The church is now connected with the Lord Jesus (2Cor 11:2). Can He find His pleasure in us? God allows also for the Christian testimony to go its own way. On the whole, He no longer is pleased with it. Nevertheless God continues to recognize in that Christian testimony what this principle of first birth represents: in the midst of this Christian testimony is “the church of the firstborn” (Heb 12:23). God will never fail to acknowledge what He Himself has worked in it.
18 - 21 The Rebellious and Disobedient Son
18 “If any man has a stubborn and rebellious son who will not obey his father or his mother, and when they chastise him, he will not even listen to them, 19 then his father and mother shall seize him, and bring him out to the elders of his city at the gateway of his hometown. 20 They shall say to the elders of his city, ‘This son of ours is stubborn and rebellious, he will not obey us, he is a glutton and a drunkard.’ 21 Then all the men of his city shall stone him to death; so you shall remove the evil from your midst, and all Israel will hear [of it] and fear.
Both with Israel and the church the important thing is a remnant. That remnant will repent and receive the blessing of the firstborn. The whole will have the character of “a stubborn and rebellious son”. They don’t want to obey and will be judged. As the parents have to do with the rebellious son, likewise God deals with stubborn confessors.
In this section it is about an extraordinary contempt for God’s commandment to honor the parents. All the men of the city must stone the rebellious son to death. This son is a picture of the wicked mass of the people who will die in judgment.
The remnant, which is miserable and poor, is reconciled, while the whole of the firstborn son once called out of Egypt by God (Exo 4:22) will perish. The same applies to the church. Those who belong to the church bear the name ‘son’, but God cannot recognize them as such if they do not separate themselves from evil (2Cor 6:17-18).
22 - 23 Burial of a Hanged Person
22 “If a man has committed a sin worthy of death and he is put to death, and you hang him on a tree, 23 his corpse shall not hang all night on the tree, but you shall surely bury him on the same day (for he who is hanged is accursed of God), so that you do not defile your land which the LORD your God gives you as an inheritance.
In these verses we have a third aspect of the cross of Calvary: the death of the Lord Jesus as the Accursed, “for it is written, “Cursed is everyone who hangs on a tree”” (Gal 3:13).

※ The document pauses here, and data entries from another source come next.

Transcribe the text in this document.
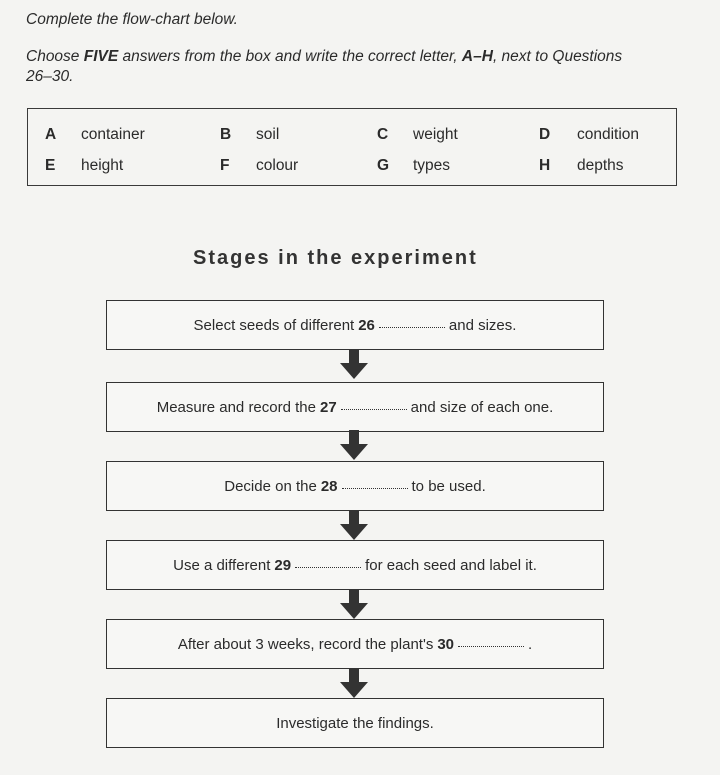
Complete the flow-chart below.
Choose FIVE answers from the box and write the correct letter, A–H, next to Questions 26–30.
A container	B soil	C weight	D condition
E height	F colour	G types	H depths
Stages in the experiment
Select seeds of different 26	and sizes.
Measure and record the 27	and size of each one.
Decide on the 28	to be used.
Use a different 29	for each seed and label it.
After about 3 weeks, record the plant's 30	.
Investigate the findings.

The cross reveals:
1. The guilt of mankind, because he brought Him to the cross (verses 1-9).
2. God’s grace toward mankind (verses 10-13).
3. That God must renounce Him when He makes Him a curse (verses 22-23).

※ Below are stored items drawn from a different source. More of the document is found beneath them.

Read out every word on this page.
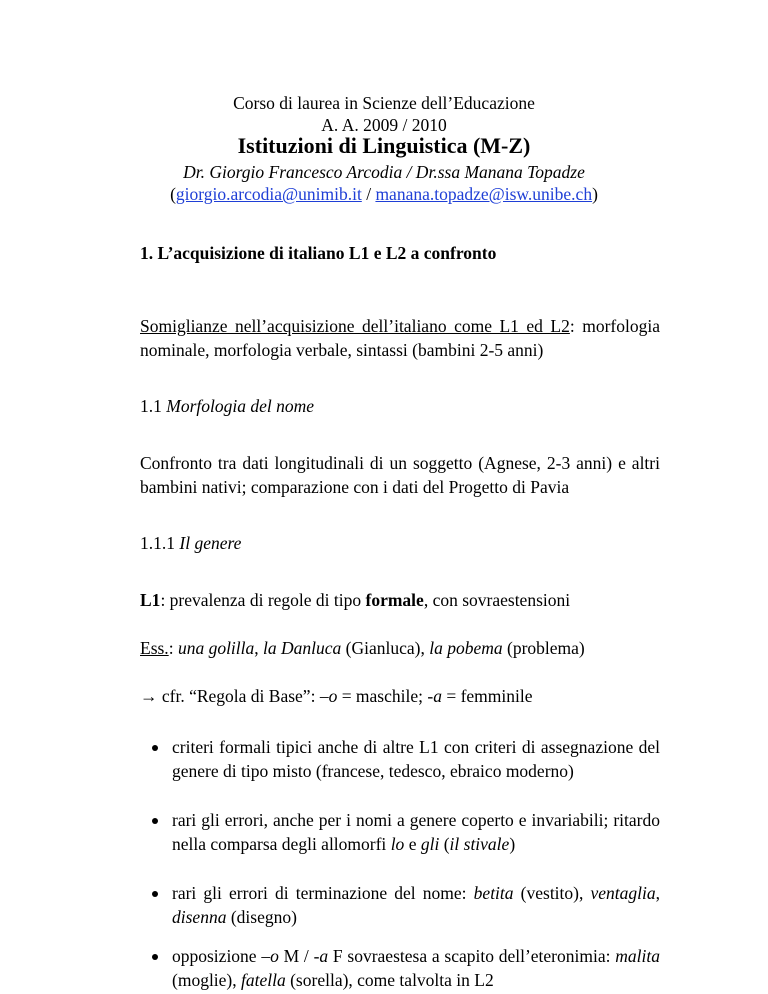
Corso di laurea in Scienze dell’Educazione
A. A. 2009 / 2010
Istituzioni di Linguistica (M-Z)
Dr. Giorgio Francesco Arcodia / Dr.ssa Manana Topadze
(giorgio.arcodia@unimib.it / manana.topadze@isw.unibe.ch)
1. L’acquisizione di italiano L1 e L2 a confronto
Somiglianze nell’acquisizione dell’italiano come L1 ed L2: morfologia nominale, morfologia verbale, sintassi (bambini 2-5 anni)
1.1 Morfologia del nome
Confronto tra dati longitudinali di un soggetto (Agnese, 2-3 anni) e altri bambini nativi; comparazione con i dati del Progetto di Pavia
1.1.1 Il genere
L1: prevalenza di regole di tipo formale, con sovraestensioni
Ess.: una golilla, la Danluca (Gianluca), la pobema (problema)
→ cfr. “Regola di Base”: –o = maschile; -a = femminile
criteri formali tipici anche di altre L1 con criteri di assegnazione del genere di tipo misto (francese, tedesco, ebraico moderno)
rari gli errori, anche per i nomi a genere coperto e invariabili; ritardo nella comparsa degli allomorfi lo e gli (il stivale)
rari gli errori di terminazione del nome: betita (vestito), ventaglia, disenna (disegno)
opposizione –o M / -a F sovraestesa a scapito dell’eteronimia: malita (moglie), fatella (sorella), come talvolta in L2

The remnant has earned nothing. They exist as “a remnant according to [God’s] gracious choice” (Rom 10:5). In itself it is nothing better than the wicked mass. It owes everything to Him Who has become a curse. They will look on Him “Whom they have pierced” (Zec 12:10) and that is their salvation.
Verse 23 prescribes that a hanged person must be buried. This also happened to the Lord Jesus. The spiritual application of this to us is important. Our old man must be buried. We testify of this in baptism (Rom 6:4a). We must constantly take this into account throughout our lives. The question is: Do we make true what we confessed in baptism? Nothing more of the old man should become visible in our lives (Rom 6:6). God no longer wants to see anything of the curse. The grave is locked above us and nothing more of our old life should be visible.
God wants to see in our lives the new, that we walk in newness of life (Rom 6:4b). God has more pleasure in us if we behave as true firstborn sons, which is the case if we would understand more of the curse that God has pronounced on, and exercised upon the Lord Jesus.